Madam Low nodded slowly. “Wei Ren once said it would return in its own time. That it had crossed oceans.” She paused. “Perhaps it found its way to someone else. Perhaps it’s waiting for you to find it.”

Julian left the center with a storm of thoughts churning in his chest. His trip, meant as research, now felt like initiation.

The Dream in Raub

Back in Raub, Julian dreamed again.

He stood in the old family attic. But it was different now—lit with oil lamps, the scent of frankincense in the air. Before him knelt a monk, his face covered in shadows. In his hands was a scroll—different from the others. Older. Bound in black silk, not gold.

The monk unrolled it and spoke without moving his lips:

“This is not the past. This is the mirror.
In it, you will see your role.
All stories are one story told at different speeds.
Find the fifth. Complete the circle.
The next soul is already preparing to return.”

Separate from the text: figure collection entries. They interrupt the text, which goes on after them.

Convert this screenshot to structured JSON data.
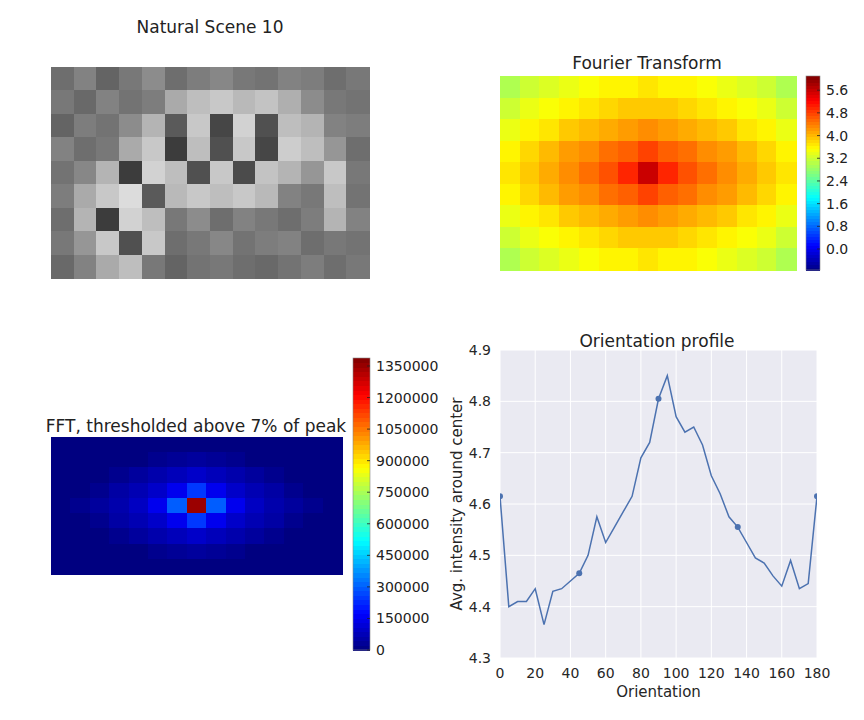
{
  "chart_data": [
    {
      "type": "image",
      "title": "Natural Scene 10",
      "tick_labels": false,
      "cells": [
        [
          110,
          130,
          100,
          120,
          140,
          110,
          125,
          135,
          120,
          115,
          130,
          125,
          110,
          120
        ],
        [
          120,
          105,
          130,
          115,
          125,
          170,
          190,
          200,
          185,
          195,
          175,
          140,
          120,
          115
        ],
        [
          100,
          125,
          115,
          140,
          180,
          90,
          200,
          70,
          210,
          80,
          190,
          180,
          130,
          125
        ],
        [
          130,
          110,
          120,
          170,
          200,
          60,
          190,
          80,
          200,
          70,
          205,
          190,
          150,
          110
        ],
        [
          115,
          135,
          180,
          60,
          210,
          190,
          80,
          200,
          75,
          195,
          180,
          150,
          200,
          120
        ],
        [
          125,
          170,
          200,
          220,
          90,
          185,
          200,
          190,
          200,
          185,
          130,
          120,
          190,
          115
        ],
        [
          110,
          180,
          60,
          210,
          190,
          120,
          140,
          110,
          130,
          120,
          110,
          125,
          180,
          130
        ],
        [
          120,
          150,
          200,
          80,
          200,
          110,
          120,
          135,
          115,
          125,
          130,
          110,
          120,
          115
        ],
        [
          105,
          130,
          170,
          190,
          120,
          100,
          115,
          120,
          110,
          105,
          115,
          125,
          110,
          120
        ]
      ],
      "cell_lim": [
        0,
        255
      ]
    },
    {
      "type": "heatmap",
      "title": "Fourier Transform",
      "tick_labels": false,
      "cells": [
        [
          3.0,
          3.2,
          3.3,
          3.4,
          3.5,
          3.6,
          3.6,
          3.7,
          3.6,
          3.6,
          3.5,
          3.4,
          3.3,
          3.2,
          3.0
        ],
        [
          3.2,
          3.4,
          3.5,
          3.6,
          3.7,
          3.8,
          3.9,
          3.9,
          3.9,
          3.8,
          3.7,
          3.6,
          3.5,
          3.4,
          3.2
        ],
        [
          3.4,
          3.6,
          3.7,
          3.9,
          4.0,
          4.1,
          4.2,
          4.3,
          4.2,
          4.1,
          4.0,
          3.9,
          3.7,
          3.6,
          3.4
        ],
        [
          3.6,
          3.8,
          4.0,
          4.2,
          4.3,
          4.5,
          4.6,
          4.8,
          4.6,
          4.5,
          4.3,
          4.2,
          4.0,
          3.8,
          3.6
        ],
        [
          3.7,
          3.9,
          4.1,
          4.3,
          4.5,
          4.7,
          5.0,
          5.6,
          5.0,
          4.7,
          4.5,
          4.3,
          4.1,
          3.9,
          3.7
        ],
        [
          3.6,
          3.8,
          4.0,
          4.2,
          4.3,
          4.5,
          4.6,
          4.8,
          4.6,
          4.5,
          4.3,
          4.2,
          4.0,
          3.8,
          3.6
        ],
        [
          3.4,
          3.6,
          3.7,
          3.9,
          4.0,
          4.1,
          4.2,
          4.3,
          4.2,
          4.1,
          4.0,
          3.9,
          3.7,
          3.6,
          3.4
        ],
        [
          3.2,
          3.4,
          3.5,
          3.6,
          3.7,
          3.8,
          3.9,
          3.9,
          3.9,
          3.8,
          3.7,
          3.6,
          3.5,
          3.4,
          3.2
        ],
        [
          3.0,
          3.2,
          3.3,
          3.4,
          3.5,
          3.6,
          3.6,
          3.7,
          3.6,
          3.6,
          3.5,
          3.4,
          3.3,
          3.2,
          3.0
        ]
      ],
      "colorbar_lim": [
        -0.74,
        6.1
      ],
      "colorbar_ticks": [
        {
          "value": 0,
          "label": "0.0"
        },
        {
          "value": 0.8,
          "label": "0.8"
        },
        {
          "value": 1.6,
          "label": "1.6"
        },
        {
          "value": 2.4,
          "label": "2.4"
        },
        {
          "value": 3.2,
          "label": "3.2"
        },
        {
          "value": 4.0,
          "label": "4.0"
        },
        {
          "value": 4.8,
          "label": "4.8"
        },
        {
          "value": 5.6,
          "label": "5.6"
        }
      ]
    },
    {
      "type": "heatmap",
      "title": "FFT, thresholded above 7% of peak",
      "tick_labels": false,
      "cells": [
        [
          0,
          0,
          0,
          0,
          0,
          0,
          0,
          0,
          0,
          0,
          0,
          0,
          0,
          0,
          0
        ],
        [
          0,
          0,
          0,
          0,
          0,
          20000,
          30000,
          40000,
          30000,
          20000,
          0,
          0,
          0,
          0,
          0
        ],
        [
          0,
          0,
          0,
          20000,
          40000,
          60000,
          80000,
          100000,
          80000,
          60000,
          40000,
          20000,
          0,
          0,
          0
        ],
        [
          0,
          0,
          20000,
          50000,
          70000,
          100000,
          150000,
          250000,
          150000,
          100000,
          70000,
          50000,
          20000,
          0,
          0
        ],
        [
          0,
          20000,
          40000,
          60000,
          90000,
          150000,
          300000,
          1350000,
          300000,
          150000,
          90000,
          60000,
          40000,
          20000,
          0
        ],
        [
          0,
          0,
          20000,
          50000,
          70000,
          100000,
          150000,
          250000,
          150000,
          100000,
          70000,
          50000,
          20000,
          0,
          0
        ],
        [
          0,
          0,
          0,
          20000,
          40000,
          60000,
          80000,
          100000,
          80000,
          60000,
          40000,
          20000,
          0,
          0,
          0
        ],
        [
          0,
          0,
          0,
          0,
          0,
          20000,
          30000,
          40000,
          30000,
          20000,
          0,
          0,
          0,
          0,
          0
        ],
        [
          0,
          0,
          0,
          0,
          0,
          0,
          0,
          0,
          0,
          0,
          0,
          0,
          0,
          0,
          0
        ]
      ],
      "colorbar_lim": [
        0,
        1388000
      ],
      "colorbar_ticks": [
        0,
        150000,
        300000,
        450000,
        600000,
        750000,
        900000,
        1050000,
        1200000,
        1350000
      ]
    },
    {
      "type": "line",
      "title": "Orientation profile",
      "x_label": "Orientation",
      "y_label": "Avg. intensity around center",
      "x": [
        0,
        5,
        10,
        15,
        20,
        25,
        30,
        35,
        40,
        45,
        50,
        55,
        60,
        65,
        70,
        75,
        80,
        85,
        90,
        95,
        100,
        105,
        110,
        115,
        120,
        125,
        130,
        135,
        140,
        145,
        150,
        155,
        160,
        165,
        170,
        175,
        180
      ],
      "series": [
        {
          "type": "line",
          "color": "#4c72b0",
          "values": [
            4.615,
            4.4,
            4.41,
            4.41,
            4.435,
            4.365,
            4.43,
            4.435,
            4.45,
            4.465,
            4.5,
            4.575,
            4.525,
            4.555,
            4.585,
            4.615,
            4.69,
            4.72,
            4.805,
            4.85,
            4.77,
            4.74,
            4.75,
            4.715,
            4.655,
            4.62,
            4.575,
            4.555,
            4.525,
            4.495,
            4.485,
            4.46,
            4.44,
            4.49,
            4.435,
            4.445,
            4.615
          ]
        },
        {
          "type": "scatter",
          "color": "#4c72b0",
          "marker": "circle",
          "x": [
            0,
            45,
            90,
            135,
            180
          ],
          "values": [
            4.615,
            4.465,
            4.805,
            4.555,
            4.615
          ]
        }
      ],
      "xlim": [
        0,
        180
      ],
      "ylim": [
        4.3,
        4.9
      ],
      "xticks": [
        0,
        20,
        40,
        60,
        80,
        100,
        120,
        140,
        160,
        180
      ],
      "yticks": [
        4.3,
        4.4,
        4.5,
        4.6,
        4.7,
        4.8,
        4.9
      ],
      "grid": true
    }
  ]
}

Julian awoke gasping. The fifth scroll wasn’t just another text. It was the map to the future.

The Photograph Clue

The next day, as Julian re-examined the old photograph of the Tang family’s burned-down shop, he noticed something previously missed: in the bottom-right corner, on the edge of a wooden crate, was a label stamped in English“Sakya Press, Singapore.”

It hit him.

His mother had once mentioned that Teck Wah used to correspond with a Buddhist monk who ran a small printing house in Singapore. Julian had dismissed it. Now it made sense. Could the fifth scroll have been sent there for safekeeping—buried within forgotten archives?

The Weight of Legacy

Julian paused, holding the scrolls in his hands again.

Teck Wah had carried this karmic thread silently through war and grief.

Tang Guang Liang had risked his life to aid the resistance, receiving deliverance from a stranger he never saw again.

Xiao Lan had returned in silence to save others, even at the cost of her life, and was reborn as Wei Ren to finally fulfill her voice.

And now… Julian, who once thought his life would be defined by academic achievement, stood at the crossroads between history and prophecy. The scholar had become the seeker.

The scrolls were no longer just paper. They were the DNA of fate, pulsing with the echoes of choices made across lifetimes. The tiger had met the dragon. The mute had spoken. The saved had repaid the savior.

But something still remained unfinished.

The scrolls had found their way home.
The boy who thought he was only a student
had become the next scribe.

And so, with quiet resolve, Julian packed his bag, booked a train to Singapore, and began the next chapter—not of a thesis, but of a life no longer his alone.